O Tribunal Constitucional entende que o Aresto do tribunal ad quem não violou a proibição da reformatio in pejus, visto que um dos pressupostos essenciais para que haja a referida violação é a existência de recurso interposto exclusivamente no interesse do réu ou da defesa, o que não se verificou no caso em análise.
Não se verificou tal violação, porque, in casu, o recurso interposto pelo Magistrado do Ministério Público, foi por imperativo legal, e este não tem, exclusivamente, em vista tutelar o interesse dos réus ou da defesa, mas antes o interesse da legalidade, da boa administração da justiça penal, permitindo que a decisão do tribunal a quo seja reapreciada e reavaliada pelo tribunal superior, por forma a garantir a justeza da decisão.
Ante o recurso interposto por imperativo legal, o tribunal ad quem tem competência para tomar todas as decisões legais possíveis: confirmação, absolvição, redução ou agravamento da pena, sendo perfeitamente legal a decisão.
B. Sobre a violação do princípio do contraditório e da ampla defesa
Os Recorrentes referem, ainda, que o Acórdão recorrido violou o direito ao contraditório e da ampla defesa, estabelecido no artigo 415.º do CPP; bem como a alínea g) do artigo 63.º, 67.º e o n.º 2 do artigo 174.º, todos da CRA, por ter agravado a pena dos Recorrentes, sem que lhes tenha sido notificado do parecer do Ministério Público, que promove o agravamento da mesma.
O Tribunal Constitucional julga improcedente este argumento, por ser equívoco e infundado, porquanto, atento aos autos, o parecer do Ministério Público foi no sentido da confirmação da decisão proferida pelo tribunal a quo, e não no sentido da sua agravação, como alegam os Recorrentes, vide fls. 137.
O direito ao contraditório é exercido entre as partes do processo, permitindo que cada uma delas possa opor-se ou impugnar o alegado pela parte contrária em seu desfavor.
No caso sub judice, o Tribunal Supremo não tinha obrigação de mandar notificar os Recorrentes, visto que o parecer do Ministério Público junto desta instância, promoveu a confirmação da decisão do Tribunal a quo, decisão esta, com a qual os Recorrentes se conformaram.
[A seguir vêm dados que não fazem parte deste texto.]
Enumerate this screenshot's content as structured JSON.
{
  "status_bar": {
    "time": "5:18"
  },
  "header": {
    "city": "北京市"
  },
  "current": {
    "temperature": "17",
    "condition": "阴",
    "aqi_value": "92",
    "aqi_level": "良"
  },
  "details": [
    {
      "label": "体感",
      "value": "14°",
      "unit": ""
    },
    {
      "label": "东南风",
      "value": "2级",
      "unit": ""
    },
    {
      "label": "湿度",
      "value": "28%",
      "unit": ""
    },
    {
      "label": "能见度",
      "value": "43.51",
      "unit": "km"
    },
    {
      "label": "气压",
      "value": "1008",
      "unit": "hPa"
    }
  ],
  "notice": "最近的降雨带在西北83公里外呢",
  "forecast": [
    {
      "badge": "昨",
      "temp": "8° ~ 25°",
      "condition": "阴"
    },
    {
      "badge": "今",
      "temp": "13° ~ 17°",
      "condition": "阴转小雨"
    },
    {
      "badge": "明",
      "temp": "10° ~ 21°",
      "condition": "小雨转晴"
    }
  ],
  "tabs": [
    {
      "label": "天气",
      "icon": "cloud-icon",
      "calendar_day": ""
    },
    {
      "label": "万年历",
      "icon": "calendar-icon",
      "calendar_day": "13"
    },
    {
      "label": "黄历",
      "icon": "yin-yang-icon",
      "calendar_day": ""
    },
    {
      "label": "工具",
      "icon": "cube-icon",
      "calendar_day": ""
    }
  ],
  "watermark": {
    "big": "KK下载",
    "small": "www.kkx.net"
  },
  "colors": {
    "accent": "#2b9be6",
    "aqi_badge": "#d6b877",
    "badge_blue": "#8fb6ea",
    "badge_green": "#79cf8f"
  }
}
Conquanto não a impugnaram, nem se dignaram a contra-alegar o recurso interposto pelo Ministério Público, por imperativo legal.
Com efeito, o parecer do Ministério Público junto do Tribunal ad quem, não desencadeou a necessidade de ouvir os recorrentes, pelo facto do mesmo não lhes ser desfavorável.
O Tribunal ad quem só estaria obrigado a notificar os Recorrentes, caso o parecer do Ministério Público naquela instância de recurso fosse pelo agravamento da pena, conforme estabelece o n.º 2 do § 1.º do artigo 667.º do CPP, o que não sucedeu no caso em apreciação.
Nesta conformidade, o Tribunal Constitucional considera não ter havido qualquer violação do princípio do contraditório ou de qualquer outro princípio respeitante ao exercício do direito de defesa dos Recorrentes.
Importa ainda referir que, embora não suscitado pelos Recorrentes, o acórdão recorrido encerra uma fundamentação deficiente, pelo facto de não ter demonstrado com mais elementos, o que motivou a alterar a pena dos Recorrentes de dez para quinze anos de prisão maior.
Não obstante o referido supra, a deficiência da fundamentação, não constitui fundamento bastante para nulidade de uma sentença, tal só seria caso houvesse a omissão total de fundamentação, conforme o disposto na alínea b) n.º 1, do artigo 668.º do Código do Processo Civil (CPC), aplicado subsidiariamente por força do § único artigo 1.º do CPP.
Neste contexto, o Tribunal Constitucional entende que o Acórdão recorrido não violou os princípios da proibição da reformatio in pejus, do contraditório e da ampla defesa, nem qualquer outro princípio constitucional, sendo legal a decisão do tribunal ad quem.
Nestes termos,
DECIDINDO
Tudo visto e ponderado, acordam, em Plenário, o Juízes Conselheiros do Tribunal Constitucional em:
Sem custas, nos termos do artigo 15.º da Lei n.º 03/08, de 17 de Junho – Lei do Processo Constitucional.
Notifique-se.
Tribunal Constitucional em Luanda, aos 30 de Junho de 2020.
OS JUÍZES CONSELHEIROS
Dr. Manuel Miguel da Costa Aragão (Presidente)
Dra. Guilhermina Prata (Vice-Presidente
Dr. Carlos Alberto Burity da Silva
Dr. Carlos Magalhães
Dr. Carlos Manuel dos Santos Teixeira
Dra Josefa Antónia dos Santos Neto
Dra. Júlia de Fátima Leite Silva Ferreira
Dra. Maria da Conceição de Almeida Sango (Relatora)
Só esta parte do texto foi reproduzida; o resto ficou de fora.